2. To communicate government economic objectives and policies: Government usually uses budget as a medium to communicate her economic objectives and policies to its people.

3. Appraisal of government performance: Budget is used by the citizens and international community to appraise the performance of the government.

4. To foster economic growth and development:  Budget is generally used to foster economic growth and development of a country.

5. Budget is used to curb inflation and deflation: Budget is generally used to control inflation and deflation in the economy.





Meaning and reasons for balanced budget
A balanced budget of a government is a budget with revenue equal to expenditure. In other words,  balanced budget occurs when the total estimated revenue of a government equal to the proposed expenditure. Most economists have also agreed that interest rates, increase savings and investment, shrink trade deficits and finally help the economy grow faster over a long period of time.

Reasons for balanced budgets
1. Balance budget prevents gigantic debt burdens: Balanced budget is used by all government to prevent gigantic or painful debt burdens.

2. It prevents financial insecurity: Balanced budget does prevent financial security in the company.

3. It helps to control expenditure: Balanced budget is used by government to control financial expenditure.

4. Reduction in interest payment on loans: Balanced budget equally helps to reduce interest on payment of loans.

5. It helps to curb excessive borrowing: Balanced budget equally helps to prevent excessive borrowing by government.

6. It aids or increases savings: Balanced budgets are generally known to increase savings by government.

Meaning of surplus and deficit budgets
1. Surplus Budget: A budget surplus occurs when government spending is less than government revenue in a given period of time. In other words, a budget is called surplus when the total estimated revenue is more than the proposed expenditure.

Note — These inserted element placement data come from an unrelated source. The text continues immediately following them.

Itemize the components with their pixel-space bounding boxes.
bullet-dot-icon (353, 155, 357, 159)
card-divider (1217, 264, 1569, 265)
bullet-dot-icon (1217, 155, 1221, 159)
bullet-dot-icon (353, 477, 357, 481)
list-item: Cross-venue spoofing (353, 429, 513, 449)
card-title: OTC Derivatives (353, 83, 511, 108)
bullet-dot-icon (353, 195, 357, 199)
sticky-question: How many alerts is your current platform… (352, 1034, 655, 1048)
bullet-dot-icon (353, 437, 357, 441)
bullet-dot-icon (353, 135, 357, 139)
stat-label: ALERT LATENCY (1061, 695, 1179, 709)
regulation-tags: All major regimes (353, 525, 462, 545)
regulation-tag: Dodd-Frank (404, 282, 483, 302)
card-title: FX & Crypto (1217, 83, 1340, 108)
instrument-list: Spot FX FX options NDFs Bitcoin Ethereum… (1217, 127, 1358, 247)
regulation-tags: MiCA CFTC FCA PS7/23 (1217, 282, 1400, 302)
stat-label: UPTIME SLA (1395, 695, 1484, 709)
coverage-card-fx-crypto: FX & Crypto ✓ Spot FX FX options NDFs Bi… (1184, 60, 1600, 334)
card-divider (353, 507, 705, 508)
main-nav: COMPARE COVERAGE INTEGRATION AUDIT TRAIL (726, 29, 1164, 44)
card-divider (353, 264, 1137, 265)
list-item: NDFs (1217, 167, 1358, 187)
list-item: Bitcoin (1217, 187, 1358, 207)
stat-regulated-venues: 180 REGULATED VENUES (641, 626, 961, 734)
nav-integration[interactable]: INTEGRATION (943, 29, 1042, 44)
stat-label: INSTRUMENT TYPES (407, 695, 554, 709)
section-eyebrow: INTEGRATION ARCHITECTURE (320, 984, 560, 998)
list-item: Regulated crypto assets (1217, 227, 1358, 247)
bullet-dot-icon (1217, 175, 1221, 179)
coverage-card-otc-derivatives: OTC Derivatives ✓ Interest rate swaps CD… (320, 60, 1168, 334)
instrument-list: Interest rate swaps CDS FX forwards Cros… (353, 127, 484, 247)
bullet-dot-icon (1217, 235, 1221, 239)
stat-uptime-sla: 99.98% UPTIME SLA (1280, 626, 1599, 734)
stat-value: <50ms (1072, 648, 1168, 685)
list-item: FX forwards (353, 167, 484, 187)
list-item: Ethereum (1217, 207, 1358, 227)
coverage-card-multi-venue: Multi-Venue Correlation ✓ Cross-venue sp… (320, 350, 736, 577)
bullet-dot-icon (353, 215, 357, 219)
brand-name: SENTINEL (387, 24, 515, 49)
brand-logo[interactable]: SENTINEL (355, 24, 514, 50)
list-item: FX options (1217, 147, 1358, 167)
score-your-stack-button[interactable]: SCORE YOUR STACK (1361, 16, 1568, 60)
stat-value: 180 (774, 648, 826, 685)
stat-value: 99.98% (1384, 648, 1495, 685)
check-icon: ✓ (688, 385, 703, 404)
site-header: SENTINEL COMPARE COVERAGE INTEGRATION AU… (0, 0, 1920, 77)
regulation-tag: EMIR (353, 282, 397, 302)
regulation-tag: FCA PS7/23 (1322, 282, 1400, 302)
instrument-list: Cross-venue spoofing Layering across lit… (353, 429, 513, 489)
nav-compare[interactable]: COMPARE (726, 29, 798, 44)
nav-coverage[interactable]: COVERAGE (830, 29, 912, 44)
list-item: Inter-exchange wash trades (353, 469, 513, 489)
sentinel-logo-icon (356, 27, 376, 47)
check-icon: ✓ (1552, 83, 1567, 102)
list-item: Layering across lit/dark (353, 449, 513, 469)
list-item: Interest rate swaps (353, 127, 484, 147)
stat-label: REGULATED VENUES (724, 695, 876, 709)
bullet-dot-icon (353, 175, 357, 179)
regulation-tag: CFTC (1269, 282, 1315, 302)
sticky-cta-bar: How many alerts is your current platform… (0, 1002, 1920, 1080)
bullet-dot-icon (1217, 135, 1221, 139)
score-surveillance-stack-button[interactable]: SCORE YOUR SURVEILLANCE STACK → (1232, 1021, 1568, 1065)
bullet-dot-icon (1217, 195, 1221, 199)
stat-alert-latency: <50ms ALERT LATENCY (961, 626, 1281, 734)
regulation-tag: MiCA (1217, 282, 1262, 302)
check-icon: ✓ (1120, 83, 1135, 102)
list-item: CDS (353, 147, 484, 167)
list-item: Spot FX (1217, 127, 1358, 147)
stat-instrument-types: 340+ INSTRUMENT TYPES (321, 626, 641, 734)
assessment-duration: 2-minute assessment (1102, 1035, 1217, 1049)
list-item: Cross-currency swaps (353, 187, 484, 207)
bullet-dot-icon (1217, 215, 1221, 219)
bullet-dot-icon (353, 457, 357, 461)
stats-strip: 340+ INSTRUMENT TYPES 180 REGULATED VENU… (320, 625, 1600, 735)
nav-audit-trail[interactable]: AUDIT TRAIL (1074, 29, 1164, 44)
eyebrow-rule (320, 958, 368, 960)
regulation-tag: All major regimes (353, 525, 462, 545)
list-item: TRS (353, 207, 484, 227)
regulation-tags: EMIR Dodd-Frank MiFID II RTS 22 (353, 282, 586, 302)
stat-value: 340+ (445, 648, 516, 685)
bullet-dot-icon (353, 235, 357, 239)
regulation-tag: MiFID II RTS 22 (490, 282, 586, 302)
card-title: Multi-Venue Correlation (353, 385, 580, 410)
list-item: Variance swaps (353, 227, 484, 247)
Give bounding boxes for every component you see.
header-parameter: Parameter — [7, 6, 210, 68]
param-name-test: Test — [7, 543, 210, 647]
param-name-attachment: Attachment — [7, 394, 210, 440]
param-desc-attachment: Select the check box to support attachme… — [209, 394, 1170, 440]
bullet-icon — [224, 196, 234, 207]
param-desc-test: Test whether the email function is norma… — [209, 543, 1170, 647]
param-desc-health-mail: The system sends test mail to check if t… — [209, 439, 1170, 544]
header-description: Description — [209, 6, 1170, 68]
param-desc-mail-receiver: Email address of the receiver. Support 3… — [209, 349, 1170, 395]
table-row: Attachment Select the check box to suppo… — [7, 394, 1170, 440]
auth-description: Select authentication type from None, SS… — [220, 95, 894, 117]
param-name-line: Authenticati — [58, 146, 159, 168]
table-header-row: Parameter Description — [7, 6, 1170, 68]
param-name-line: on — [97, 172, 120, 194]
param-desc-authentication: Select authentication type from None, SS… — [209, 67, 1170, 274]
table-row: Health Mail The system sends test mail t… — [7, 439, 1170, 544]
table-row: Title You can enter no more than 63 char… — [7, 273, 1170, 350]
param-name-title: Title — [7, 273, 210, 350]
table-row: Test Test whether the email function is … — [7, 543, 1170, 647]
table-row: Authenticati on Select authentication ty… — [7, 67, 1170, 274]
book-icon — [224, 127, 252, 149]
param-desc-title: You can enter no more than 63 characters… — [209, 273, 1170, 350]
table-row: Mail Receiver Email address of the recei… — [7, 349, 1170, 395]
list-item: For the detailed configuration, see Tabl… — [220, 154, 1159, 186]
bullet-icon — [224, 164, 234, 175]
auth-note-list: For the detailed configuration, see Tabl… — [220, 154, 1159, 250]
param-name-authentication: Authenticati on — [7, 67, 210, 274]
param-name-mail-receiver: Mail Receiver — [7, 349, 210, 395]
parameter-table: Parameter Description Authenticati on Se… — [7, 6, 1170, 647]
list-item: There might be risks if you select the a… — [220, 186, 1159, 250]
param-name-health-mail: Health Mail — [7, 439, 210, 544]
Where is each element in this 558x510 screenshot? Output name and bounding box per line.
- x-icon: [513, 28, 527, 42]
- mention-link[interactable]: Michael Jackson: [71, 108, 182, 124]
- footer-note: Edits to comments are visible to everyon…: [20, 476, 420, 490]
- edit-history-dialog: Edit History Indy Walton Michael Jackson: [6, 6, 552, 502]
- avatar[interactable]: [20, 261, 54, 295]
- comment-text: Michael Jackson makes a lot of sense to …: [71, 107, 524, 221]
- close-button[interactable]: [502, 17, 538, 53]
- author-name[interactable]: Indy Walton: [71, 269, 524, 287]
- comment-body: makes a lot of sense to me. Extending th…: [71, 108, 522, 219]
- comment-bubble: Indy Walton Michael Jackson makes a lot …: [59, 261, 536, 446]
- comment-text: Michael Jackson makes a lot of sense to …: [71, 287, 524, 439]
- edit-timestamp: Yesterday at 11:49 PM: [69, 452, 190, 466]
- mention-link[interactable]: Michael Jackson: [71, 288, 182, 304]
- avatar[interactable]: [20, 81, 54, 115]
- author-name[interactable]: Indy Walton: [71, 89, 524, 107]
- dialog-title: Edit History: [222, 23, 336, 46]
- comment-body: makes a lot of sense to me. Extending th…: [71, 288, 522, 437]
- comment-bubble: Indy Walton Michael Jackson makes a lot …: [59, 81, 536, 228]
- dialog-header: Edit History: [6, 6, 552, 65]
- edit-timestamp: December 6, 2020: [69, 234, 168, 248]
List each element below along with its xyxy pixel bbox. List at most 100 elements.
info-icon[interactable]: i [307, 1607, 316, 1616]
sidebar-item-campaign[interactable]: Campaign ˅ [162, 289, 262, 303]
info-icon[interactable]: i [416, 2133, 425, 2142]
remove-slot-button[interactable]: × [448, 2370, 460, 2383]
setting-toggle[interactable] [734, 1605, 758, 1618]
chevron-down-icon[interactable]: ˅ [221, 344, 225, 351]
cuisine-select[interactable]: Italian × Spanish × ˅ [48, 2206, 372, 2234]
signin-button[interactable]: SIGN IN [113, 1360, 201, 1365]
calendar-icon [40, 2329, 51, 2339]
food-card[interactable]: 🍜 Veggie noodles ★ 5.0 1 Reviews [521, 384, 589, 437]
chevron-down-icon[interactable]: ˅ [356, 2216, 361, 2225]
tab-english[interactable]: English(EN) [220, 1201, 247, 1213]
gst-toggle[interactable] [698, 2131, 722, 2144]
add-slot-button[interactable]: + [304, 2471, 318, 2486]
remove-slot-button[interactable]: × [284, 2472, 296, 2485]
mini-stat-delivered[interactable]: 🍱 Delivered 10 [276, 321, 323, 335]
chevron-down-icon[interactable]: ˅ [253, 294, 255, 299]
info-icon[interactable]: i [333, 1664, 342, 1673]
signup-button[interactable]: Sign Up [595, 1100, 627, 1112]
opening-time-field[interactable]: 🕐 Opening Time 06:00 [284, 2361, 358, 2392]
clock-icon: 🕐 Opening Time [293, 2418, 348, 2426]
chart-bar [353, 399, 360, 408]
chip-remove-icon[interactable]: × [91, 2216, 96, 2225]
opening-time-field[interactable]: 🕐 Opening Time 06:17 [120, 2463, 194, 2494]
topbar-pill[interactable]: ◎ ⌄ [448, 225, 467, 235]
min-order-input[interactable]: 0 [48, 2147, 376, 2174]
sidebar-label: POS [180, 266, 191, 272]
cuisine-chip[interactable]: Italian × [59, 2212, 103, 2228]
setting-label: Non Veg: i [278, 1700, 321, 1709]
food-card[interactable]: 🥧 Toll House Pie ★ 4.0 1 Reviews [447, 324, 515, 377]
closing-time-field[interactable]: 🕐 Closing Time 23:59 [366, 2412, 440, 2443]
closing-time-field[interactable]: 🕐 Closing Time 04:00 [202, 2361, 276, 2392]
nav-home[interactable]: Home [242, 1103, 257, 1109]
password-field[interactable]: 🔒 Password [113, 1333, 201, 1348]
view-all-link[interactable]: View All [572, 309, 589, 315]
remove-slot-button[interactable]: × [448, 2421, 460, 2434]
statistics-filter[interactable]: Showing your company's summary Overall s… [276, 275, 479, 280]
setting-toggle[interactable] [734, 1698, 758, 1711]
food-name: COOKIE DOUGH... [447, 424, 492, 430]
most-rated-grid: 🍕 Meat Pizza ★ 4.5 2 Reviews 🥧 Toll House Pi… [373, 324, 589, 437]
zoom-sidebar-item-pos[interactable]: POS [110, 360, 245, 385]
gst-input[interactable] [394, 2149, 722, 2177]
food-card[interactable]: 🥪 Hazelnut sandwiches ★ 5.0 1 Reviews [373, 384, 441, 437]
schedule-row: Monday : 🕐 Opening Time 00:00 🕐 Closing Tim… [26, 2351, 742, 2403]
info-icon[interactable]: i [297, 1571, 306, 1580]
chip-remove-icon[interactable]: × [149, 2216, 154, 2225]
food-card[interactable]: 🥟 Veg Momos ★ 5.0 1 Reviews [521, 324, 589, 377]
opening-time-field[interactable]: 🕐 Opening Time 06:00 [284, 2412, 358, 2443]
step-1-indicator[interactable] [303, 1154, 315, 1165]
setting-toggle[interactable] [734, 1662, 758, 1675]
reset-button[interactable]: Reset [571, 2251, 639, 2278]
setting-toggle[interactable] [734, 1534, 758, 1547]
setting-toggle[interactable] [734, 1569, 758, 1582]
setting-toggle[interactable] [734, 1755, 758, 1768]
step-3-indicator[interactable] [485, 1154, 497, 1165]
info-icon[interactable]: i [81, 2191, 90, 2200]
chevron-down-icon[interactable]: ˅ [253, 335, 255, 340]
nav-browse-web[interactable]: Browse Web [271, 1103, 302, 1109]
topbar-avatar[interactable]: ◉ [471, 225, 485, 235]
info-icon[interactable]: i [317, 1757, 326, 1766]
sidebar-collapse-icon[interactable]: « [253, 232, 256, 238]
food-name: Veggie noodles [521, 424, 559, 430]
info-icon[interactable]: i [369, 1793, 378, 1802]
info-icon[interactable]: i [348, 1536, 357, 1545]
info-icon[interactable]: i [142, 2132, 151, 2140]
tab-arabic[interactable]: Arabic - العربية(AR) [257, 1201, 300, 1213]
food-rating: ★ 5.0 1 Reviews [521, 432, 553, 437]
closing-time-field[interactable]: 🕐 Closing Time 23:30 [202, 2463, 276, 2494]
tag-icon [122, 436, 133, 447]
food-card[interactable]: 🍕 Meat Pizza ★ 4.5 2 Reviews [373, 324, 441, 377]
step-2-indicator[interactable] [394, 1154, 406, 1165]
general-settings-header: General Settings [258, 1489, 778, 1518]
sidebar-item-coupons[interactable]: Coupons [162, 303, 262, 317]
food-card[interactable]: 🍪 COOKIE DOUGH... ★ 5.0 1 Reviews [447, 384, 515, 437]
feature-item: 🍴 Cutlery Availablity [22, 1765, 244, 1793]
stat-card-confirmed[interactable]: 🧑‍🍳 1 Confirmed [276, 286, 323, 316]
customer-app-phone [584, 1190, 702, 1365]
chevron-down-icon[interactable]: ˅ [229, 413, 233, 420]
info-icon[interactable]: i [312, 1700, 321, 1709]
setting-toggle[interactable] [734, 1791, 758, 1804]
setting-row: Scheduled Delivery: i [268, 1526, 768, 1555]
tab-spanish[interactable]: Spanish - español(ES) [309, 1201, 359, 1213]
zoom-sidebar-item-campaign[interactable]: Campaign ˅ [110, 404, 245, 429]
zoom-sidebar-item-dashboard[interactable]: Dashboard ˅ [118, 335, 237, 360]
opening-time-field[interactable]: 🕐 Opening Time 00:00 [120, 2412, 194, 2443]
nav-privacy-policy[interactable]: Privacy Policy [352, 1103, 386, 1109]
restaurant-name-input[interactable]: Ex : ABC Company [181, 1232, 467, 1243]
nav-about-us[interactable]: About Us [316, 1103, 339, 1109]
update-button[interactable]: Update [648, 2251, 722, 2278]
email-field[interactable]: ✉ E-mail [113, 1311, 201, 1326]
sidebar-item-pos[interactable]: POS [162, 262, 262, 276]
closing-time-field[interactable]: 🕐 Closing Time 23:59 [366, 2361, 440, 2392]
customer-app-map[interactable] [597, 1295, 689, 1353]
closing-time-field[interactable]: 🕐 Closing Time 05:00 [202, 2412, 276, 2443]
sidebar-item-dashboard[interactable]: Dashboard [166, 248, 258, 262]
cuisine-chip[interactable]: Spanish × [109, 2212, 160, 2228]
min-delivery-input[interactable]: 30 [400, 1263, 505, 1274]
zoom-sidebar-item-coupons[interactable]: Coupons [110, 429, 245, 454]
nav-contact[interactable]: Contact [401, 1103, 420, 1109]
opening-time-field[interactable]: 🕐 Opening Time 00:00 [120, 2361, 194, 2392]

In this kind of budget, not all estimated revenue is proposed to be spent in that year, meaning that there will be reserve.

2. Deficit Budget: A budget deficit occurs when the government spending exceeds government revenue in a given period of time, usually a year. In other words, a budget is called deficit when the government's total proposed expenditure for a period of time is more than the total estimated revenue.

When it refers to federal government spending, a budget deficit is also known as the "national debt".  The opposite of a budget deficit is a budget surplus and when inflows are equal to outflows, the budget is said to be balanced.

Ways of financing deficit budget and their effects
The ways of financing deficit budget include the followings:
1. By a country's bound: Budget deficit is financed by a country's bound. In some countries, it is financed by treasury bills, notes and bonds. This is the government's way of printing money. When more money is pumped into circulation, the supply exceeds the demand.





2. Through public loans made by government: This is the second solution for financing the budget deficit. This is done in order to make up for supplementary expenditure not covered by current revenues.

Effects of Financing deficit budgets
1. Increasing level of prices: The level of prices of goods and services tend to be on the increase as a result of excessive amount of money in circulation.
2. It causes a decrease in the purchasing power of people: Budget deficit causes a reduction in the real income or purchasing power of people.
3. It causes inflation: The emergence of inflation is caused by too much money in circulation chasing few goods and services.
4. It causes depreciation of currency
5. It leads to decrease in social and economic life of citizen.
6. It encourages importation of goods.